Boheme is the second album of the French duo Deep Forest, released in 35 countries. It mainly sampled Eastern European gypsy songs (i.e. the Bohemians, hence the name of the album) with electronic music. Hit singles included “Marta’s Song” (featuring Márta Sebestyén) and “Freedom Cry.” The album was the duo’s most successful, selling over four million copies, receiving Diamond, Platinum and Gold awards in 15 countries and winning the Grammy Award for Best World Music Album.
Yonderboi is the stage name of László Fogarasi Jr., a Hungarian composer, music producer and visual artist. He released three studio albums to date: Shallow and Profound, Splendid Isolation and Passive Control. His most notable collaboration was performing an audio-visual show with British film director legend Peter Greenaway during the Berlin Film Festival 2009
Yonderboi’s music is difficult to pigeonhole because it is quite conceptual, combines a wide range of sources and includes various musical styles. A certain intense atmosphere and distinctive melodies remain recognizable in all of his works. Each record was followed by a tour.
Yonderboi’s music is often licensed to films, TV and fashion shows or video games. He also enjoys making field trips to different art-forms; he scores movies and theater pieces and he also composes music for art exhibitions like the Swiss Pavilion of the Venice Biennale 2001.
“Gloomy Sunday“, also known as the “Hungarian Suicide Song”, was composed by Hungarian pianist and composer Rezső Seress and published in 1933. This well-known song has been covered by numerous artists. The original lyrics were titled Vége a világnak (“The world is ending”) and were about despair caused by war, ending in a quiet prayer about people’s sins.
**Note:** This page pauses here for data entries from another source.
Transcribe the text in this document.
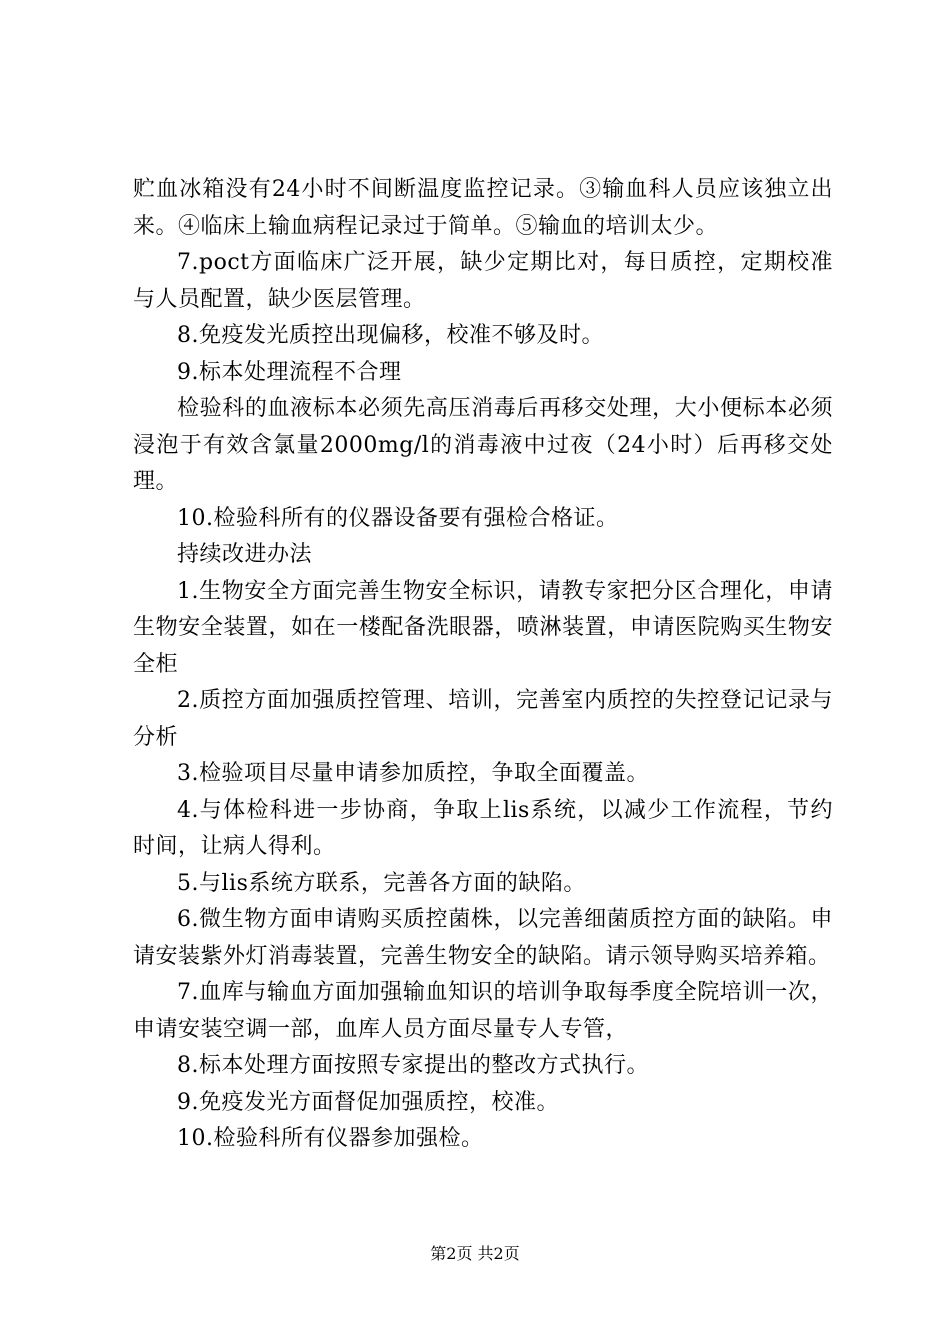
贮血冰箱没有24小时不间断温度监控记录。③输血科人员应该独立出来。④临床上输血病程记录过于简单。⑤输血的培训太少。

7.poct方面临床广泛开展，缺少定期比对，每日质控，定期校准与人员配置，缺少医层管理。

8.免疫发光质控出现偏移，校准不够及时。

9.标本处理流程不合理

检验科的血液标本必须先高压消毒后再移交处理，大小便标本必须浸泡于有效含氯量2000mg/l的消毒液中过夜（24小时）后再移交处理。

10.检验科所有的仪器设备要有强检合格证。

持续改进办法

1.生物安全方面完善生物安全标识，请教专家把分区合理化，申请生物安全装置，如在一楼配备洗眼器，喷淋装置，申请医院购买生物安全柜

2.质控方面加强质控管理、培训，完善室内质控的失控登记记录与分析

3.检验项目尽量申请参加质控，争取全面覆盖。

4.与体检科进一步协商，争取上lis系统，以减少工作流程，节约时间，让病人得利。

5.与lis系统方联系，完善各方面的缺陷。

6.微生物方面申请购买质控菌株，以完善细菌质控方面的缺陷。申请安装紫外灯消毒装置，完善生物安全的缺陷。请示领导购买培养箱。

7.血库与输血方面加强输血知识的培训争取每季度全院培训一次，申请安装空调一部，血库人员方面尽量专人专管，

8.标本处理方面按照专家提出的整改方式执行。

9.免疫发光方面督促加强质控，校准。

10.检验科所有仪器参加强检。

第2页 共2页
Poet László Jávor wrote his own lyrics to the song, in which the protagonist wants to commit suicide following his lover’s death. The latter lyrics ended up becoming more popular while the former were essentially forgotten.
“Gloomy Sunday” was first recorded in English in 1936, by Paul Robeson, with lyrics by Desmond Carter. It became well-known throughout much of the English-speaking world after the release of a version by Billie Holiday in 1941. There is a recurring urban legend which claims that many people have committed suicide while listening to this song.
This multi-talented artist is a Ferenc Liszt and Kossuth Award-winning Hungarian pop-rock singer, performer, lyricist and actress. She is probably Hungary’s most famous singer ever, with dozens of recorded albums, awards and presentations indoor/abroad, international recognition and a very active career. Kovács is known for her raspy and very strong mezzo-soprano singing voice which received wide praise from Hungarian music critics who have called her “The Best Female Voice of Hungary.” She can sing opera, rock, jazz, pop, dance, blues and rock and roll.
Christina Aguilera’s 2010 single “Woohoo” contains a sample from the song “Add már, uram, az esőt!”